Don’t Limit Oats to Breakfast
Regarding oatmeal as a snack, remember that you don’t have to limit oatmeal to the morning meal. Instead, enjoy it any time of day! Oatmeal can make a great mid-morning pick-me-up, and savory oatmeal porridge can make a hearty, warming dinner (especially in the winter). Get creative with toppings to help it suit whatever time you’re serving it.
Buy in Bulk & Make Your Own “Instant Packs”
If you consume oatmeal regularly, don’t forget you can buy oats in bulk. While instant oats are convenient, buying bulk is often the most cost-effective method. There are even some options available online.
Attached to the idea of instant packets? Try making your own “instant packs” at home! Simply buy bulk oats, measure ½–1 cup of oats into a plastic bag, and add dry ingredients as desired (such as freeze-dried fruit or a tsp of cinnamon). Write cooking instructions on the outside of the bag with a permanent marker, or use a label maker so you know exactly how long to cook your creation.
Have Healthy Toppings on Hand
Having healthy toppings, mix-ins, and add-ins on hand can help make a healthy decision easier. For inspiration, start stocking your fridge or pantry with these tasty ingredients:
• Cinnamon
• Nut butter
• Protein powder
• Vanilla extract
Try Overnight Oats
For a quick and healthy meal (or snack), try making overnight oats the night before a busy day. They sound too good to be accurate, but you only need to mix the ingredients and let them sit in the fridge overnight.
Many recipes suggest adding Greek yogurt to boost protein or a tablespoon of chia seeds to boost fiber. Although they can be enjoyed heatedly, eating the overnight chilled oats with unique mix-ins can add a bit of novelty to your typical oatmeal breakfast.
Opt for Meal Delivery
Short on time but still in need of a balanced option? BistroMD to the rescue!
The apple cinnamon oatmeal comes complete with scrambled eggs and turkey sausage to ensure you have enough protein to balance out those complex carbs.
The apple cinnamon oatmeal is also made with thick rolled oats, meaning it will make for a more stable blood sugar. Plus, it’s naturally sweetened with a hint of maple syrup, fruit, and a touch of warming spices (including cinnamon, cardamom, and nutmeg). What’s not to love?
Oatmeal for Weight Loss: Final Thoughts
Oatmeal can be a nutritious and weight-loss-friendly dish, especially if you opt for thicker oats—like steel-cut or rolled oats—and low-sugar toppings. As with any food, you’ll want to keep serving size in mind and aim to add a few high-protein sides to your spread to create a balanced meal.

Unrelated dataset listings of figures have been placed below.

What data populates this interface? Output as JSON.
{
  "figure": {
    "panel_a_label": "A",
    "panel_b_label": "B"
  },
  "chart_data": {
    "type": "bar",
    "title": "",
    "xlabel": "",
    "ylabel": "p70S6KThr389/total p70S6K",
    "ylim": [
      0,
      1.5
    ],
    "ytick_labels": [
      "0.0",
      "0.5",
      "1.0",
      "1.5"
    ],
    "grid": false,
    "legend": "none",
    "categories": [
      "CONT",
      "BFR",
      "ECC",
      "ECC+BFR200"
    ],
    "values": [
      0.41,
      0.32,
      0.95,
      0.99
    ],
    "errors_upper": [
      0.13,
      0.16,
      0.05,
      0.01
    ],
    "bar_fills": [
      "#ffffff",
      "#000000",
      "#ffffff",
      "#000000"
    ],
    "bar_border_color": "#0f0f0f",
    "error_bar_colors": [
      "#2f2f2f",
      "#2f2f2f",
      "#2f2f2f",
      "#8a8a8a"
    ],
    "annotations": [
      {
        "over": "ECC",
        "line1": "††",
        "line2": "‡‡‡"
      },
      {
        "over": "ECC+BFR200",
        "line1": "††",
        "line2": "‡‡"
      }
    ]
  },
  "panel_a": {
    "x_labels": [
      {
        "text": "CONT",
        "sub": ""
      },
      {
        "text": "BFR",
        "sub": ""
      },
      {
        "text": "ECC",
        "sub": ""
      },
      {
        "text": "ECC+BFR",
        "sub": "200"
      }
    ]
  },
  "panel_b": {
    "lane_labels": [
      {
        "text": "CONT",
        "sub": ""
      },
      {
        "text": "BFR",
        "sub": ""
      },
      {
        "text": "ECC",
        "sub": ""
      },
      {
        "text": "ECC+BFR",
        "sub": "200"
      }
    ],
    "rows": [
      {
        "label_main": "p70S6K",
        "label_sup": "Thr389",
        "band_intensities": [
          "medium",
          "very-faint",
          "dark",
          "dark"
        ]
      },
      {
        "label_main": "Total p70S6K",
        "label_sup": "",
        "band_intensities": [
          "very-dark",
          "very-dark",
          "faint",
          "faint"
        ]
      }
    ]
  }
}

Although oatmeal can be a great fit for some, remember that “instant” options likely have added sugar, which may cause blood sugar spikes. Oatmeal may be cross-contaminated with allergens during processing. It’s always a good idea to look at the label before buying to ensure a certain oat or oatmeal brand aligns with your overall health and weight loss goals.
Oatmeal for Weight Loss: Related Questions
Does oatmeal help you lose weight?
Oatmeal contains fiber, protein, and other nutrients conducive to weight loss. Focus on proper portions and healthy toppings to encourage healthy weight loss.
Are overnight oats good for weight loss?
Overnight oats can be good for weight loss, especially when fiber-rich ingredients like chia seeds are added. Boosting protein with Greek yogurt can also contribute to weight loss efforts, and may help to stabilize blood sugar.
Can I eat oatmeal every day to lose weight?
Eating oatmeal daily may lead to weight loss, but it’s important to practice moderation. To ensure variety, diet experts typically recommend eating oatmeal no more than every other day. Switching up healthy toppings is also beneficial so that your body can receive a range of nutrients.